Cite as: http://hdl.handle.net/21.11116/0000-0002-E031-9
Abstract
N-methyl-D-aspartate (NMDA) receptors mediate excitatory neurotransmission in the mammalian brain. Two glycine-binding NR1 subunits and two glutamate-binding NR2 subunits each form highly Ca(2)(+)-permeable cation channels which are blocked by extracellular Mg(2)(+) in a voltage-dependent manner. Either GRIN2B or GRIN2A, encoding the NMDA receptor subunits NR2B and NR2A, was found to be disrupted by chromosome translocation breakpoints in individuals with mental retardation and/or epilepsy. Sequencing of GRIN2B in 468 individuals with mental retardation revealed four de novo mutations: a frameshift, a missense and two splice-site mutations. In another cohort of 127 individuals with idiopathic epilepsy and/or mental retardation, we discovered a GRIN2A nonsense mutation in a three-generation family.

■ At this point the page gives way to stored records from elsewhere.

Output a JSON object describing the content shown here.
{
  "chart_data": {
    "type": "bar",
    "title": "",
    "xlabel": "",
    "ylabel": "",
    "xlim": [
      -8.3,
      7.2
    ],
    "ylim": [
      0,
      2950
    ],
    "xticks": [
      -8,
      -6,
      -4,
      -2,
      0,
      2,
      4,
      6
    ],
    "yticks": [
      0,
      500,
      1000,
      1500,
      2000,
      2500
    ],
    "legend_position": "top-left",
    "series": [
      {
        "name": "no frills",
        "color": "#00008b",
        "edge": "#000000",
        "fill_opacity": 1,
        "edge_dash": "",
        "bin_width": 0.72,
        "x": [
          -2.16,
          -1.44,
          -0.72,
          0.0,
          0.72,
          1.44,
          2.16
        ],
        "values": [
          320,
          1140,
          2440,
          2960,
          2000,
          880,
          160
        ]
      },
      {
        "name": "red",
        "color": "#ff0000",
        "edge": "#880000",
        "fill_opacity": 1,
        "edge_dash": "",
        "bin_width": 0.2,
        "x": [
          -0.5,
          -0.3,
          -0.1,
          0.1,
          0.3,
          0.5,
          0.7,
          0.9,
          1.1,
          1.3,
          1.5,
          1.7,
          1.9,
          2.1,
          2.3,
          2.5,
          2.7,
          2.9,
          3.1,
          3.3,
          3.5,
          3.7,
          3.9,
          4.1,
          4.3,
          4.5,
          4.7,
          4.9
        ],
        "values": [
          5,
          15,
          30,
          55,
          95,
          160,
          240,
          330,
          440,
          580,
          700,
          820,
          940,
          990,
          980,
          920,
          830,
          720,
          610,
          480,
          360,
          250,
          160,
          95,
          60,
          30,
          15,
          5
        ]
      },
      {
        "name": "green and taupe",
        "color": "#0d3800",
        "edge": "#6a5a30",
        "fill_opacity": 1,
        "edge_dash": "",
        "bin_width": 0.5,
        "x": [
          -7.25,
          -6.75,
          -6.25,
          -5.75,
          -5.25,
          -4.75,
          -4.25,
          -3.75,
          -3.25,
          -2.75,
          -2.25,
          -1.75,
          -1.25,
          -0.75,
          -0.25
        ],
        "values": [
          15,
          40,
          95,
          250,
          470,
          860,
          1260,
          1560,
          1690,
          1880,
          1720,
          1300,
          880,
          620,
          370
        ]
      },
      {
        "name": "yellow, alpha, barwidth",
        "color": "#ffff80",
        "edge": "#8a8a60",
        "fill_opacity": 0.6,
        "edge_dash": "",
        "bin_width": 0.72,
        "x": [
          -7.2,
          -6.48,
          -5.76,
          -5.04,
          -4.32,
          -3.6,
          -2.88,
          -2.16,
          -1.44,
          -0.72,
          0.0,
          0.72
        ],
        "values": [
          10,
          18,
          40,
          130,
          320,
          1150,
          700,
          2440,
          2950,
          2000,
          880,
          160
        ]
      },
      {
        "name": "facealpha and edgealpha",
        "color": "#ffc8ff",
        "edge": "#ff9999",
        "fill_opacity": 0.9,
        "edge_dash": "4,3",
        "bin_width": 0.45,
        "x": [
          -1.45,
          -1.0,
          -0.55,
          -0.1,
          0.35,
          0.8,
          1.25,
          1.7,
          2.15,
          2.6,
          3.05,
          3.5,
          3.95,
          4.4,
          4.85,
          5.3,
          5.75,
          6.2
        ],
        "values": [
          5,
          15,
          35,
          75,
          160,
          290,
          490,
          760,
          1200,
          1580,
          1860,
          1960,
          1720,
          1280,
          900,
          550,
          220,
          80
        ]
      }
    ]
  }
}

In a girl with early-onset epileptic encephalopathy, we identified the de novo GRIN2A mutation c.1845C>A predicting the amino acid substitution p.N615K. Analysis of NR1-NR2A(N615K) (NR2A subunit with the p.N615K alteration) receptor currents revealed a loss of the Mg(2)(+) block and a decrease in Ca(2)(+) permeability. Our findings suggest that disturbances in the neuronal electrophysiological balance during development result in variable neurological phenotypes depending on which NR2 subunit of NMDA receptors is affected.